Intelligent design isn’t easy to find, and even when it’s in front of your eyes, it may be difficult to identify. What features should you keep an eye out for when assessing pure steam generation equipment? As few moving parts as possible – this minimizes the need for constant maintenance and excessive downtime. Minimal internal components – inspecting, fixing and maintaining the inside of your machinery is fraught with challenges and complexities; video borescopes can help you navigate these internal labyrinth, but try to avoid machinery with too many complicated internal workings. Energy efficiency – compare how much power a piece of equipment consumes compared to the others you are considering; this is a question of not only utility cost savings, but also sustainability.
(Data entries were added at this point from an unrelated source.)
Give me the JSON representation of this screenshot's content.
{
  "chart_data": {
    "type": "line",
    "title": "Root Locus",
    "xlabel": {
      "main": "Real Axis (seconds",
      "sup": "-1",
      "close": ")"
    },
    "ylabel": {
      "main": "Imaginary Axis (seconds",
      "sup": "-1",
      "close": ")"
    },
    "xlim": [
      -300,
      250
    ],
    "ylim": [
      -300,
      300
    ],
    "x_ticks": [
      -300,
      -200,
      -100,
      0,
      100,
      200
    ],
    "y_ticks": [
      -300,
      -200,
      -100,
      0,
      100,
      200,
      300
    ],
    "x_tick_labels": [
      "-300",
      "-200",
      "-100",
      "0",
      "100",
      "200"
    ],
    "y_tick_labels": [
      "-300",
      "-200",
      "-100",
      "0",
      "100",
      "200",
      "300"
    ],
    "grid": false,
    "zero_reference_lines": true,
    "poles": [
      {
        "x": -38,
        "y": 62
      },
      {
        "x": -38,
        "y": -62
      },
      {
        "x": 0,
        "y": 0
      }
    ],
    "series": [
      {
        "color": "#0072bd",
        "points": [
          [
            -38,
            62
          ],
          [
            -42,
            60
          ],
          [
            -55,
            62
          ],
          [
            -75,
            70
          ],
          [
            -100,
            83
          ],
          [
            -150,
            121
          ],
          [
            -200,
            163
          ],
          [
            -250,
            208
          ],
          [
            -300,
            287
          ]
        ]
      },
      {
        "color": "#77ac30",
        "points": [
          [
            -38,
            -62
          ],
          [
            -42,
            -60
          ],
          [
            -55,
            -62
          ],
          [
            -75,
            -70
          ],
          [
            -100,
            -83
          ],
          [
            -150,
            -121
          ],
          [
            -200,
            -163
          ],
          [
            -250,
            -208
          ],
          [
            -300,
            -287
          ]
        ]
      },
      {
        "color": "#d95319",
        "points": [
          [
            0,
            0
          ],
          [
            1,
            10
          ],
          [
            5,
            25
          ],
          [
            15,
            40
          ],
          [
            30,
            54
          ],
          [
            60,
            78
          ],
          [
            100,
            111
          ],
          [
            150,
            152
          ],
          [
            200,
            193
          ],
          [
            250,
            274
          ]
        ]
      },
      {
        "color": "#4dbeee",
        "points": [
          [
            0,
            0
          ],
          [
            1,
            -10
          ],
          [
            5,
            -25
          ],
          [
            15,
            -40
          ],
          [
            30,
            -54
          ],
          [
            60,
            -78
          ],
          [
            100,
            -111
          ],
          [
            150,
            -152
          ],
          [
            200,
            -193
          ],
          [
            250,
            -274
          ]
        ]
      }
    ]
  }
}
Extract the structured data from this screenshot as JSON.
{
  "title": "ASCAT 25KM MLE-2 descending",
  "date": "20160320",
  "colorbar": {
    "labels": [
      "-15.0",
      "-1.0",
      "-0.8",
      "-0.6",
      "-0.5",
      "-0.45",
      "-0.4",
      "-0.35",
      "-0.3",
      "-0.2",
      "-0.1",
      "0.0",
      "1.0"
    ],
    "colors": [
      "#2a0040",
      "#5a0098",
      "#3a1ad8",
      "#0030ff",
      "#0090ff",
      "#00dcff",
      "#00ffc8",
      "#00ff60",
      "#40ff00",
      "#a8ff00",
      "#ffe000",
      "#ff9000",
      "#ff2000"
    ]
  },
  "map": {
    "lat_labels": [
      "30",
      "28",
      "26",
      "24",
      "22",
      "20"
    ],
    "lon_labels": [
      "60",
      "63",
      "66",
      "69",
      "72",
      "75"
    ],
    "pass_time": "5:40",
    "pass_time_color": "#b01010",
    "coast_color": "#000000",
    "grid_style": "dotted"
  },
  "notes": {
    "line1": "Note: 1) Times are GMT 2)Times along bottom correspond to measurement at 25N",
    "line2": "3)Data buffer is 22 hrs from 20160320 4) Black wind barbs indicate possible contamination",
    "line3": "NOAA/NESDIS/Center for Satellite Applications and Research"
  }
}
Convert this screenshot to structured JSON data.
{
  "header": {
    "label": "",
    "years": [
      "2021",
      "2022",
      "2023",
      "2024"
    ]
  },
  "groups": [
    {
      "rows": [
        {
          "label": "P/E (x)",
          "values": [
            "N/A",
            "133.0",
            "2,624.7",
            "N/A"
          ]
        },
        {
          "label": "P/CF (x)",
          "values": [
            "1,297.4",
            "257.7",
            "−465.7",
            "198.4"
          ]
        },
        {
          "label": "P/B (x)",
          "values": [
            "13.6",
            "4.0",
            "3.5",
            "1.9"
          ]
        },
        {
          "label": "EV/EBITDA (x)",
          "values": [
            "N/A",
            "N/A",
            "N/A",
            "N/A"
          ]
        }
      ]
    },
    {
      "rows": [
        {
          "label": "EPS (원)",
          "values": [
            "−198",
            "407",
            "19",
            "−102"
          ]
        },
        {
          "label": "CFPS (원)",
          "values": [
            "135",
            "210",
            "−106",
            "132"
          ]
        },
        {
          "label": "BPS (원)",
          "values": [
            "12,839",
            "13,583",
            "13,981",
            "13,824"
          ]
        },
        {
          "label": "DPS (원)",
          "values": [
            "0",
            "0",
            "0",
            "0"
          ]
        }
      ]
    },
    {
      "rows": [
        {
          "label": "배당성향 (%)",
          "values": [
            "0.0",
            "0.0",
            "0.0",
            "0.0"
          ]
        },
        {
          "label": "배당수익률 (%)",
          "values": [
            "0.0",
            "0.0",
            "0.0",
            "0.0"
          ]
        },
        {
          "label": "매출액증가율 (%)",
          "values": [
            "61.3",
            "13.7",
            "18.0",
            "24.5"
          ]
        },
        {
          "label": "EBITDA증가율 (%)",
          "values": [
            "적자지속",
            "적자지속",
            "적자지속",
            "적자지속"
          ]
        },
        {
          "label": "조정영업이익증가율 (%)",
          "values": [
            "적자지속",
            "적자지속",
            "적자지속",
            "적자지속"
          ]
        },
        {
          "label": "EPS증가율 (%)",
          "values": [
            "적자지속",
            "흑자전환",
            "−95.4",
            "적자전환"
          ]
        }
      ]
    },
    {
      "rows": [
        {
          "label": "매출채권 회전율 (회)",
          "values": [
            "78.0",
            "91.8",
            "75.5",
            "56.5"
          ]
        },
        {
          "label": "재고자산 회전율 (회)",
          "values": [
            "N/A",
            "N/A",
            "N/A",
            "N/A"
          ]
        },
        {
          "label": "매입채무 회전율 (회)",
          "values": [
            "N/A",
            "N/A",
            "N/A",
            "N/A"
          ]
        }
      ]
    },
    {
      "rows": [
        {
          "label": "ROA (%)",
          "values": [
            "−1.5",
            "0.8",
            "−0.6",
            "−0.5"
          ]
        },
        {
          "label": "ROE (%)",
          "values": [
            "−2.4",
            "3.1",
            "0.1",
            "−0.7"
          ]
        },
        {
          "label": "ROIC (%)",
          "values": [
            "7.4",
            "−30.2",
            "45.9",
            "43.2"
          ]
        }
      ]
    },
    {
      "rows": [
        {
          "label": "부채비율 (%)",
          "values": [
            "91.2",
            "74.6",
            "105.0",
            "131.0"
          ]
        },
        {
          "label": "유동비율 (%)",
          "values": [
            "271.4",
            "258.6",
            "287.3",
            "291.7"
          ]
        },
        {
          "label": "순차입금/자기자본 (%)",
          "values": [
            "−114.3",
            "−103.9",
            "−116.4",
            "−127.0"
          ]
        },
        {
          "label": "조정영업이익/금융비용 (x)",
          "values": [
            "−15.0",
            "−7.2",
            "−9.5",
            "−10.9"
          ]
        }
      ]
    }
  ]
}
And finally, steam traps, air vents and/or air eliminators which maintain the integrity of the produced steam, keeping it safe from contaminants like air and bacteria.
Material of construction.
Pure steam is generated and distributed through equipment and process piping under high temperature and pressure conditions. Naturally, not all materials can withstand these extreme conditions. Some materials may corrode, others may not be able to mechanically tolerate the pressure exerted on them. So a durable, corrosion-resistant material is the ideal choice for material of construction for clean steam generation. The best pure steam generators are made of SS 316L, with contact parts electropolished to 0.4 Ra microns or less. The material you choose can make a world of a difference to not only your equipment, but also the quality of the steam itself.
Quality assurance.
You may not know every single good practice that goes into making quality pure steam generation systems, but that’s what internationally accepted guidelines are for. Ensure that the equipment you select complies with cGMP outlined by regulatory bodies like the US FDA or ASME. You can figure this out by looking at validation documentation, testing the generated clean steam for saturation, conductivity, non-condensable gases and microbial and endotoxin contamination.
At the end of the day, your pure steam generator can make or break your pharmaceutical production operation. So make sure you invest in one that is guaranteed to protect your equipment, your products, and your customers’ health.